H2CO3 / HCO3 - Buffer system in the blood

Answer 19

1. Buffer system consists of carbonic acid H2CO3 and the hydrogencarbonate ion HCO3-, its conjugate base
   H2CO3 <-> H+ + HCO3-
2. An increase in [H+] is removed by combining with the large reservoir of HCO3- ion to form the molecular acid H2CO3
   H+ + HCO3- -> H2CO3
3. An increase in [OH-] is removed by the large reservoir of H2CO3 molecules to give HCO3- ions
   OH- + H2CO3 -> HCO3- + H2O

Question 20

Indicator colours

Answer 20

Phenolphthalein:
colourless - pale pink - red
(8 - 9.3 - 10)

Bromothymol blue:
yellow - green - blue
(6 - 7.0 - 8)

Litmus:
red -purple - blue
(5 - - - 8)

Methyl orange:
red - orange - yellow
(3 - 3.7 - 4)

Question 21

Indicator colours in different conditions

Answer 21

HIn <-> H+ +In-
(Kln)

In acidic conditions:
1. [H+] is high
2. By LCP, the position of equilibrium shifts to the left, producing more Hln-
3. The colour of the solution will be the colour of the undissociated indicator, Hln

In alkaline conditions,
1. [H+] is low
2. By LCP, the position of equilibrium shifts to the right, producing more H+ and ln- ions
3. The colour of the solution will be the colour of the ln- ion

At end point,
1. [HIn] = [In-]
2. The colour of the solution will be a mixture (midway) of colours of HIn and In-
3. pH is not necessarily =7 but pH=pKln

(Assuming the solutions used in the titration are colourless)

Question 22

2 conditions for accurate titration results (end point of titration coincide with equivalence point of reaction)

Answer 22

1. The range of the indicators lies within the pH change at equivalence point
2. The pH change at equivalence point must take place over 2 pH units (pKIn +- 1)

Question 23

Strong acid - strong base titration

Answer 23

Initial pH:
- Acid present
- Initial pH is low (pH < 2) due to high [H+] from the strong acid
- pH = - lg[H+] where [H+] = [HCl]

Midway of titration (1/2 Veq):
- Salt and unreacted acid present
- Initial addition of alkali has little effect on pH (flat portion) as water and a neutral salt are formed
- pH = - lg [H+] where [H+] = [HCl]unreacted

Equivalence point:
- Salt present
- Nearing the equivalence point, 1/2 drops of alkali causes a sharp increase in pH from pH 3 to pH 11
- At equivalence point, pH = 7 as a neutral salt is formed

Final pH:
- Salt and excess alkali present
- After the equivalence point, the graph flattens out at high pH (pH > 11 for strong bases) due to high [OH-] from excess strong base
- pOH = -lg [OH-] where [OH-] = [NaOH]unreacted

Choice of indicator:
- methyl orange, phenolphthalein, almost any indicator because the pH range of these indicators lie within the pH change at equivalence point (pH 3 to 11)

Question 24

Weak acid - strong base titration

Answer 24

Initial pH:
- Weak acid present
- Initial pH is higher than 2 as [H+] is low due to partial dissociation of a weak acid
- [H+] = squareroot(Kac)
- pH = - lg[H+]

Midway of titration:
- Salt and unreacted acid present
- Initial addition of strong base causes pH to rise rapidly, but soon remains fairly constant at pH = 5. due to presence of weak acid and salt, forming a buffer solution.
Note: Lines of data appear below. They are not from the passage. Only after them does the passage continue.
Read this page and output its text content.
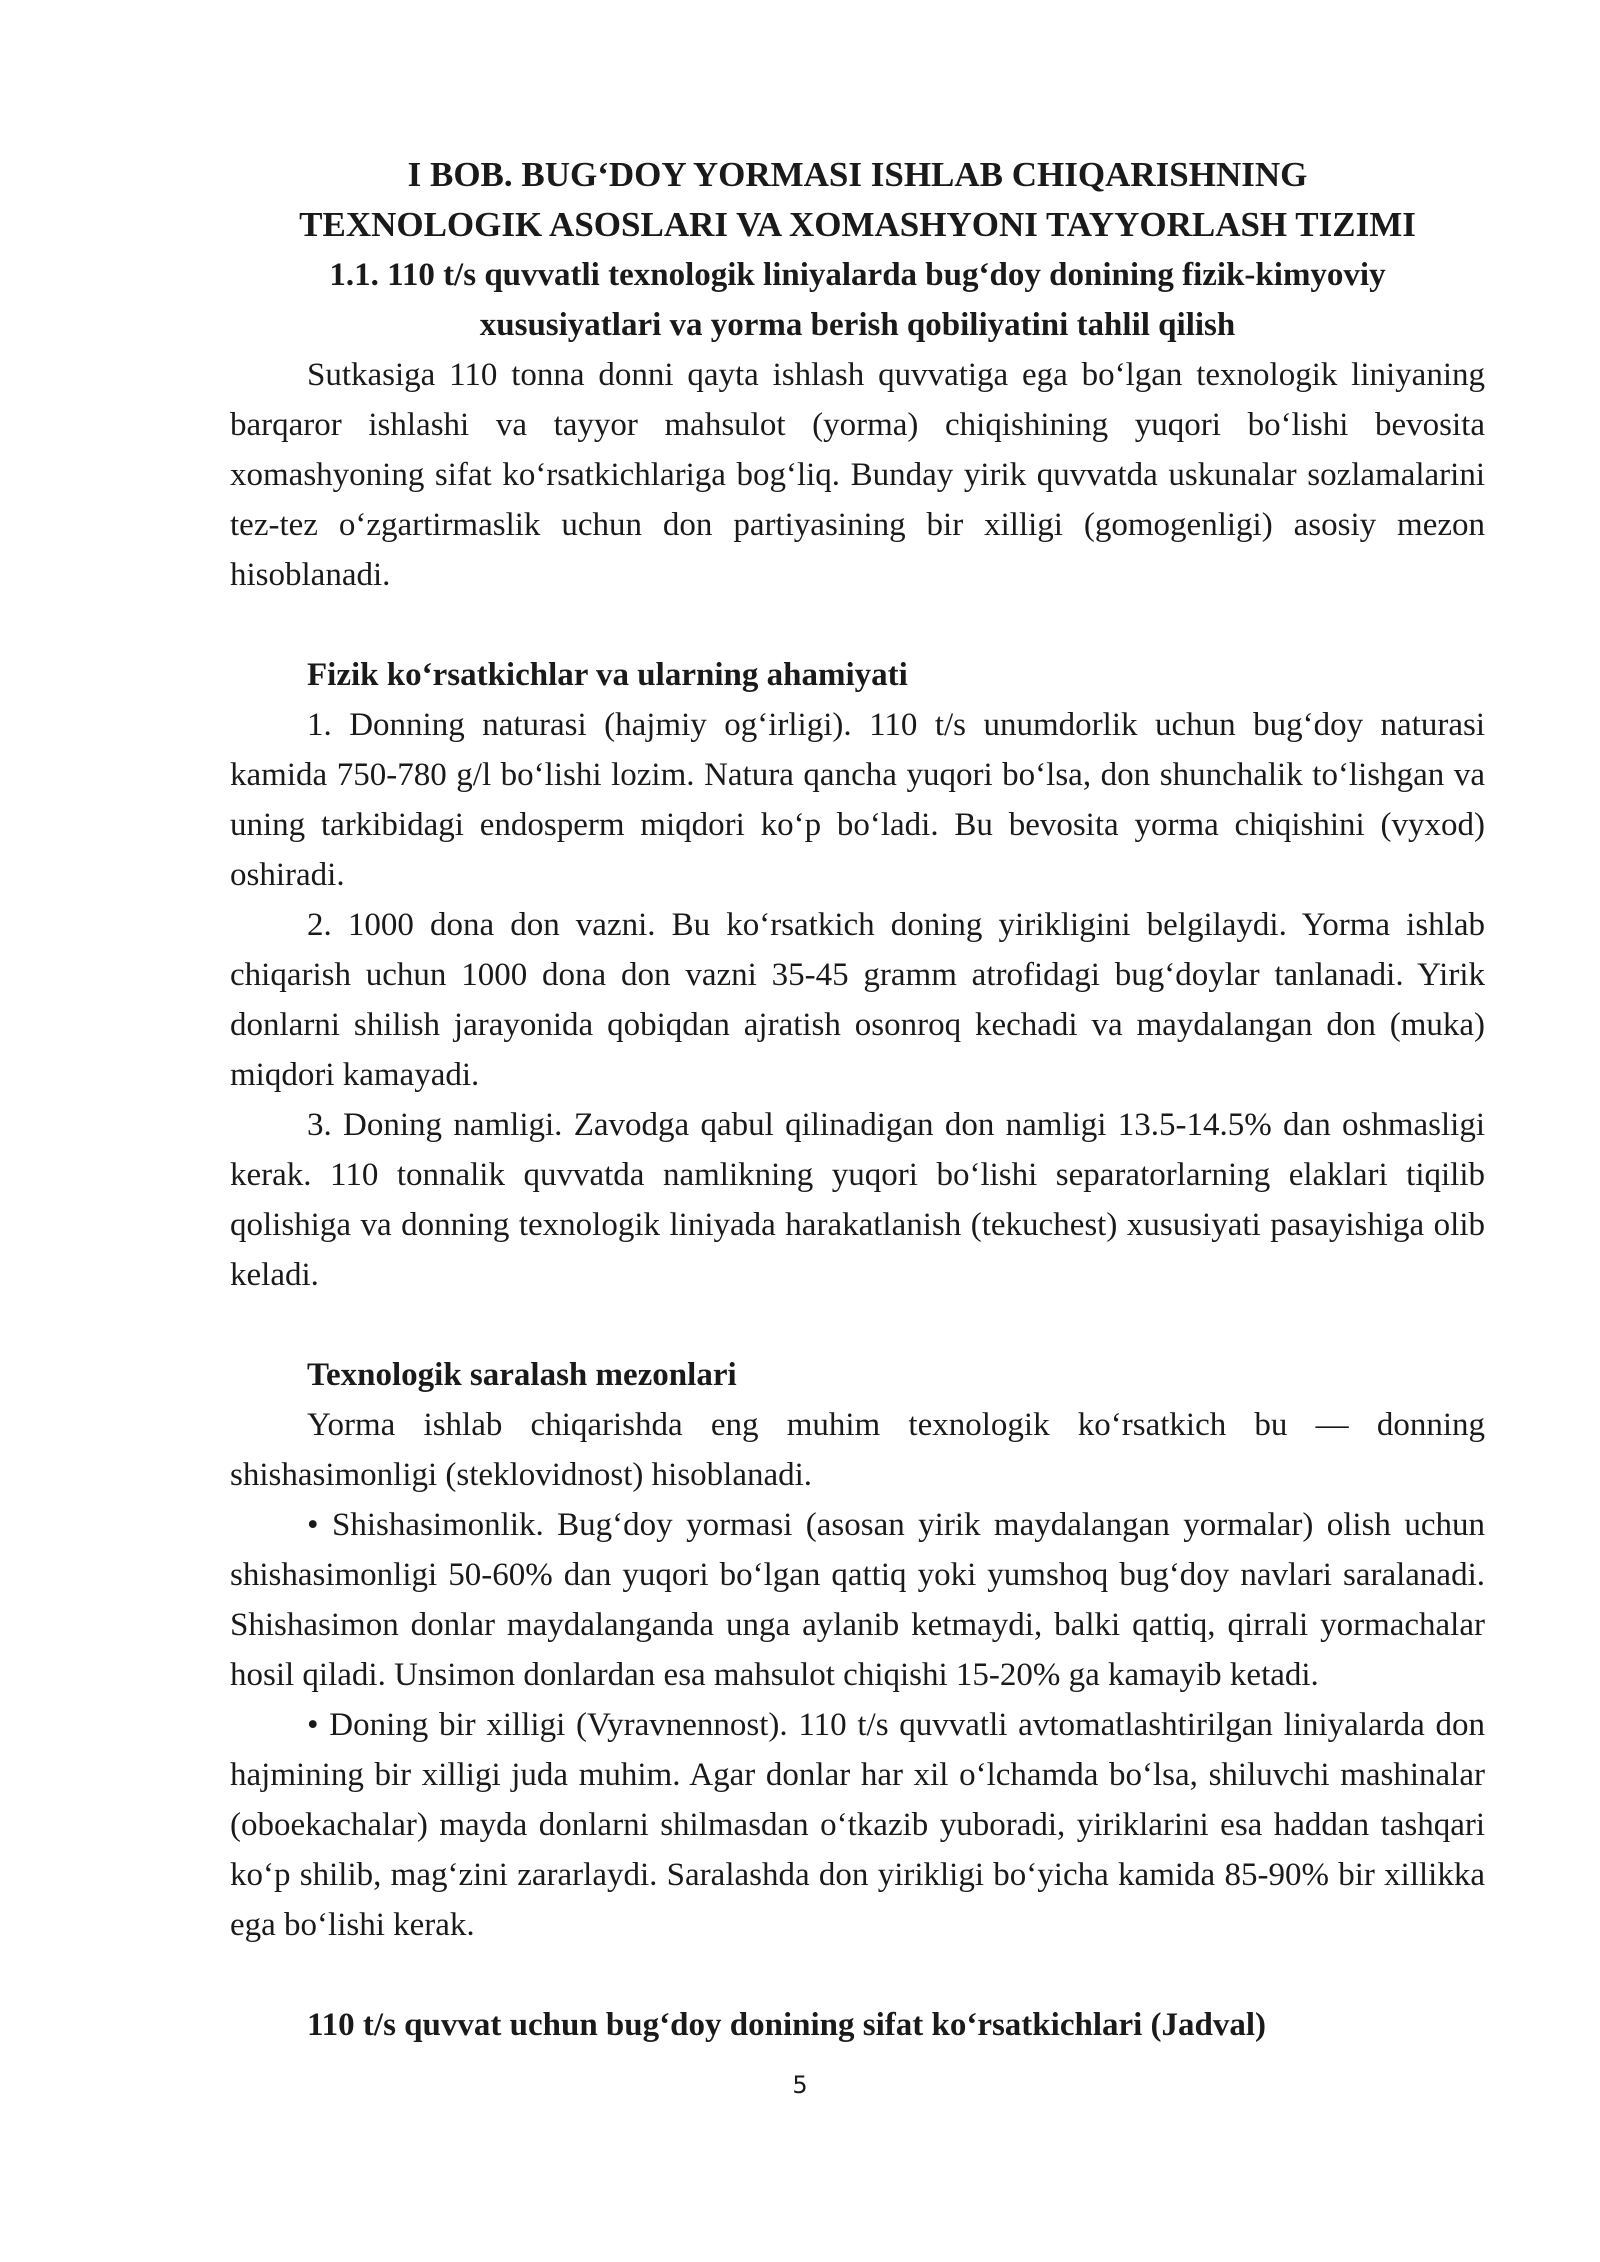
I BOB. BUG‘DOY YORMASI ISHLAB CHIQARISHNING
TEXNOLOGIK ASOSLARI VA XOMASHYONI TAYYORLASH TIZIMI
1.1. 110 t/s quvvatli texnologik liniyalarda bug‘doy donining fizik-kimyoviy
xususiyatlari va yorma berish qobiliyatini tahlil qilish

Sutkasiga 110 tonna donni qayta ishlash quvvatiga ega bo‘lgan texnologik liniyaning barqaror ishlashi va tayyor mahsulot (yorma) chiqishining yuqori bo‘lishi bevosita xomashyoning sifat ko‘rsatkichlariga bog‘liq. Bunday yirik quvvatda uskunalar sozlamalarini tez-tez o‘zgartirmaslik uchun don partiyasining bir xilligi (gomogenligi) asosiy mezon hisoblanadi.

Fizik ko‘rsatkichlar va ularning ahamiyati

1. Donning naturasi (hajmiy og‘irligi). 110 t/s unumdorlik uchun bug‘doy naturasi kamida 750-780 g/l bo‘lishi lozim. Natura qancha yuqori bo‘lsa, don shunchalik to‘lishgan va uning tarkibidagi endosperm miqdori ko‘p bo‘ladi. Bu bevosita yorma chiqishini (vyxod) oshiradi.

2. 1000 dona don vazni. Bu ko‘rsatkich doning yirikligini belgilaydi. Yorma ishlab chiqarish uchun 1000 dona don vazni 35-45 gramm atrofidagi bug‘doylar tanlanadi. Yirik donlarni shilish jarayonida qobiqdan ajratish osonroq kechadi va maydalangan don (muka) miqdori kamayadi.

3. Doning namligi. Zavodga qabul qilinadigan don namligi 13.5-14.5% dan oshmasligi kerak. 110 tonnalik quvvatda namlikning yuqori bo‘lishi separatorlarning elaklari tiqilib qolishiga va donning texnologik liniyada harakatlanish (tekuchest) xususiyati pasayishiga olib keladi.

Texnologik saralash mezonlari

Yorma ishlab chiqarishda eng muhim texnologik ko‘rsatkich bu — donning shishasimonligi (steklovidnost) hisoblanadi.

• Shishasimonlik. Bug‘doy yormasi (asosan yirik maydalangan yormalar) olish uchun shishasimonligi 50-60% dan yuqori bo‘lgan qattiq yoki yumshoq bug‘doy navlari saralanadi. Shishasimon donlar maydalanganda unga aylanib ketmaydi, balki qattiq, qirrali yormachalar hosil qiladi. Unsimon donlardan esa mahsulot chiqishi 15-20% ga kamayib ketadi.

• Doning bir xilligi (Vyravnennost). 110 t/s quvvatli avtomatlashtirilgan liniyalarda don hajmining bir xilligi juda muhim. Agar donlar har xil o‘lchamda bo‘lsa, shiluvchi mashinalar (oboekachalar) mayda donlarni shilmasdan o‘tkazib yuboradi, yiriklarini esa haddan tashqari ko‘p shilib, mag‘zini zararlaydi. Saralashda don yirikligi bo‘yicha kamida 85-90% bir xillikka ega bo‘lishi kerak.

110 t/s quvvat uchun bug‘doy donining sifat ko‘rsatkichlari (Jadval)
5
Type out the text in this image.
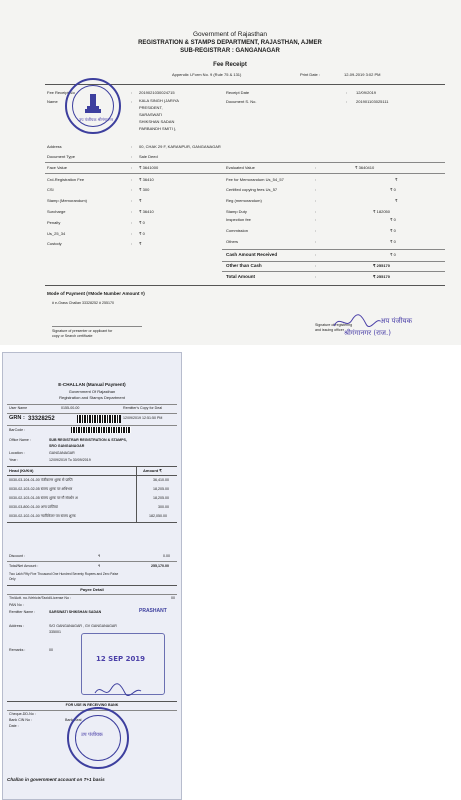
Government of Rajasthan
REGISTRATION & STAMPS DEPARTMENT, RAJASTHAN, AJMER
SUB-REGISTRAR : GANGANAGAR
Fee Receipt
Appendix I-Form No. 9 (Rule 75 & 131)	Print Date :	12-09-2019 3:02 PM
Fee Receipt No	: 2019021030024715
Name	: KALA SINGH (JARIYA
PRESIDENT,
SARASWATI
SHIKSHAN SADAN
PARBANDH SMITI ),
Receipt Date	: 12/09/2019
Document S. No.	: 201901103025111
Address	: 00, CHAK 29 F, KARANPUR, GANGANAGAR
Document Type	: Sale Deed
Face Value	: ₹ 3641000	Evaluated Value	:	₹ 3640410
Crd-Registration Fee	: ₹ 36410
CSI	: ₹ 300
Stamp (Memorandum)	: ₹
Surcharge	: ₹ 36410
Penalty	: ₹ 0
Us_25_34	: ₹ 0
Custody	: ₹
Fee for Memorandum Us_54_57	:	₹
Certified copying fees Us_57	:	₹ 0
Reg (memorandum)	:	₹
Stamp Duty	:	₹ 182050
Inspection fee	:	₹ 0
Commission	:	₹ 0
Others	:	₹ 0
Cash Amount Received	:	₹ 0
Other than Cash	:	₹ 255170
Total Amount	:	₹ 255170
Mode of Payment (#Mode Number Amount #)
# e-Grass Challan 33328252 # 255170
Signature of presenter or applicant for
copy or Search certificate
Signature of registering
and issuing officer
अप पंजीयक
श्रीगंगानगर (राज.)
उप पंजीयक श्रीगंगानगर
E-CHALLAN (Manual Payment)
Government Of Rajasthan
Registration and Stamps Department
User Name	0155-00-00	Remitter's Copy for Deal
GRN : 33328252	12/09/2019 12:51:50 PM
BarCode :
Office Name :	SUB REGISTRAR REGISTRATION & STAMPS,
SRO GANGANAGAR
Location :	GANGANAGAR
Year :	12/09/2019 To 30/09/2019
Head (Kt/Ktt)	Amount ₹
0030-03-104-01-00 पंजीकरण शुल्क से प्राप्ति	36,410.00
0030-02-103-02-05 स्टाम्प शुल्क पर अधिभार	18,205.00
0030-02-103-01-05 स्टाम्प शुल्क पर गौ संवर्धन अ	18,205.00
0030-03-800-01-00 अन्य प्राप्तियां	300.00
0030-02-102-01-00 न्यायिकेत्तर पत्र स्टाम्प शुल्क	182,050.00
Discount :	₹	0.00
Total/Net Amount :	₹	255,170.00
Two Lakh Fifty Five Thousand One Hundred Seventy Rupees and Zero Paise
Only
Payee Detail
Tin/Actt. no./Vehicle/Taxid/License No :	00
PAN No :
Remitter Name :	SARSWATI SHIKSHAN SADAN	PRASHANT
Address :	S/O GANGANAGAR , GV GANGANAGAR
335001
Remarks :	00
12 SEP 2019
FOR USE IN RECEIVING BANK
Cheque-DD-No :
Bank CIN No :
Date :
Bank Seal
उप पंजीयक
Challan in government account on T+1 basis
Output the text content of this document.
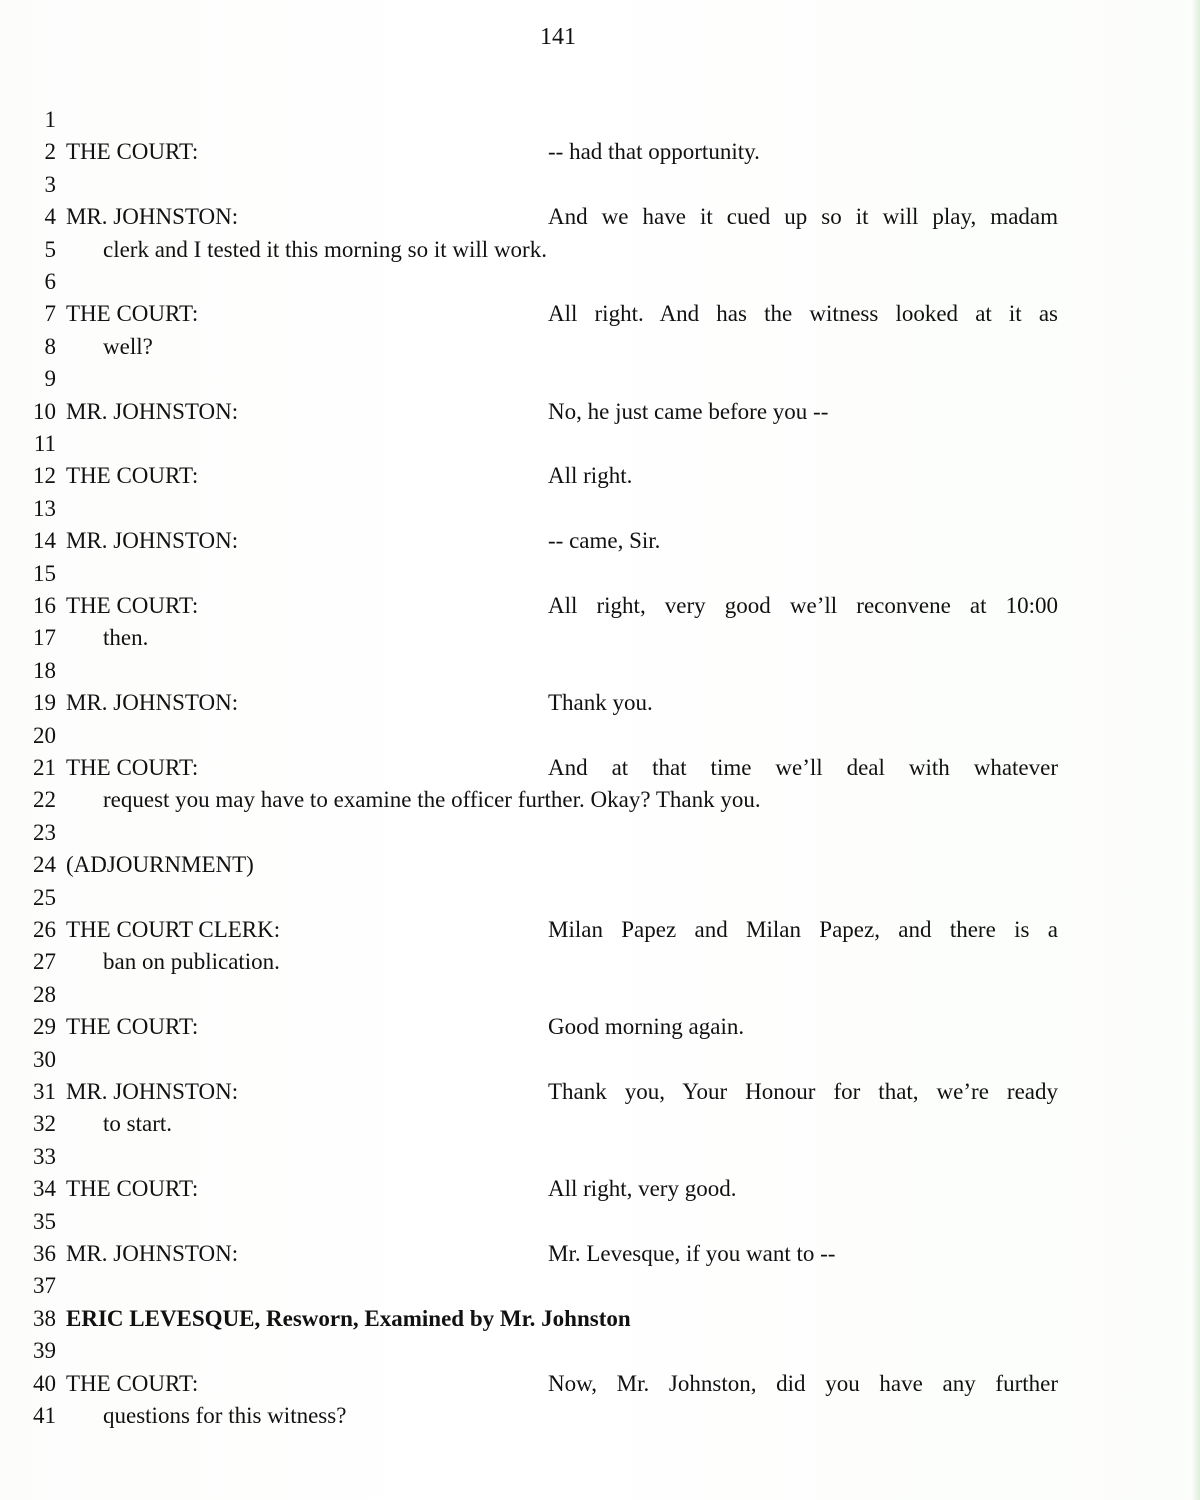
141
1
2 THE COURT:	-- had that opportunity.
3
4 MR. JOHNSTON:	And we have it cued up so it will play, madam
5 clerk and I tested it this morning so it will work.
6
7 THE COURT:	All right. And has the witness looked at it as
8 well?
9
10 MR. JOHNSTON:	No, he just came before you --
11
12 THE COURT:	All right.
13
14 MR. JOHNSTON:	-- came, Sir.
15
16 THE COURT:	All right, very good we’ll reconvene at 10:00
17 then.
18
19 MR. JOHNSTON:	Thank you.
20
21 THE COURT:	And at that time we’ll deal with whatever
22 request you may have to examine the officer further. Okay? Thank you.
23
24 (ADJOURNMENT)
25
26 THE COURT CLERK:	Milan Papez and Milan Papez, and there is a
27 ban on publication.
28
29 THE COURT:	Good morning again.
30
31 MR. JOHNSTON:	Thank you, Your Honour for that, we’re ready
32 to start.
33
34 THE COURT:	All right, very good.
35
36 MR. JOHNSTON:	Mr. Levesque, if you want to --
37
38 ERIC LEVESQUE, Resworn, Examined by Mr. Johnston
39
40 THE COURT:	Now, Mr. Johnston, did you have any further
41 questions for this witness?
This region with a slow rise in pH is called the buffer region
- When half of the weak acid is neutralised, half the original amount of acid is converted to salt, thus [weak acid] = [salt]. Thus a solution of maximum buffering capacity is formed
- pH = pKa + lg [salt]/[acid]

Equivalence point:
- Salt present
- Nearing the equivalence point, 1/2 drops of alkali causes a sharp increase in pH from pH 7 to pH 11
- At equivalence point, pH > 7 because salt hydrolysis of basic salt can take place to give OH- ions
- [OH-] = squareroot(Kbc)
- pH = - lg[OH-]

Final pH:
- Salt and excess alkali present
- After the equivalence point, the curve flattens out at high pH (pH > 11 for strong bases) due to high [OH-] from large excess of strong base
- pOH = -lg [OH-] where [OH-] = [strong base]unreacted

Choice of indicator:
- phenolphthalein because only the range of phenolphthalein (pH 8 to 10) lies within the pH change at equivalence point (pH 7 to 11)
Eg. colour of methyl orange would have changed way before the neutralisation point is reached

Question 25

Strong acid - weak base titration

Answer 25

Initial pH:
- Acid present
- Initial pH is low (pH < 2) due to high [H+] from the strong acid (complete dissociation of the strong acid)
- pH = - lg[H+] where [H+] = [HCl]

Midway of titration (1/2 Veq):
- Salt and unreacted acid present
- Initial addition of alkali has little effect on pH (flat portion) as water and a neutral salt are formed
- pH = - lg [H+] where [H+] = [HCl]unreacted

Equivalence point:
- Salt present
- Nearing the equivalence point, 1/2 drops of weak base causes a sharp increase in pH from pH 3 to pH 7
- At equivalence point, pH < 7 because salt hydrolysis of acidic salt can take place to give H+ ions

Final pH:
- Salt and excess alkali present
- After the equivalence point, the curve flattens out at high pH (pH <12 for weak bases) as the solution contains mainly the undissociated weak base , producing an alkaline buffer
- pOH = -lg [OH-] where [OH-] = [strong base]unreacted [OH-] = [NaOH]unreacted

Choice of indicator:
- methyl orange because only the pH range of methyl orange (pH 3-4) lies within the pH change at equivalence point (pH 3-7)
Eg. Phenolphthalein will change colour only when excess base is added beyond the equivalence point

Question 26

Weak acid - weak base titration

Answer 26

…

Choice of indicator:
- no suitable indicator as there is no vertical portion for the curve i.e. pH change at equivalence point is less than 2 pH units. no indicator will give a distinct colour change with 1 drop of titrant. A pH meter will be needed to find the equivalence point

Note: no calculation of pH is expected for this case

Question 27

DRAW TITRATION CURVES

Answer 27

!!!! >:)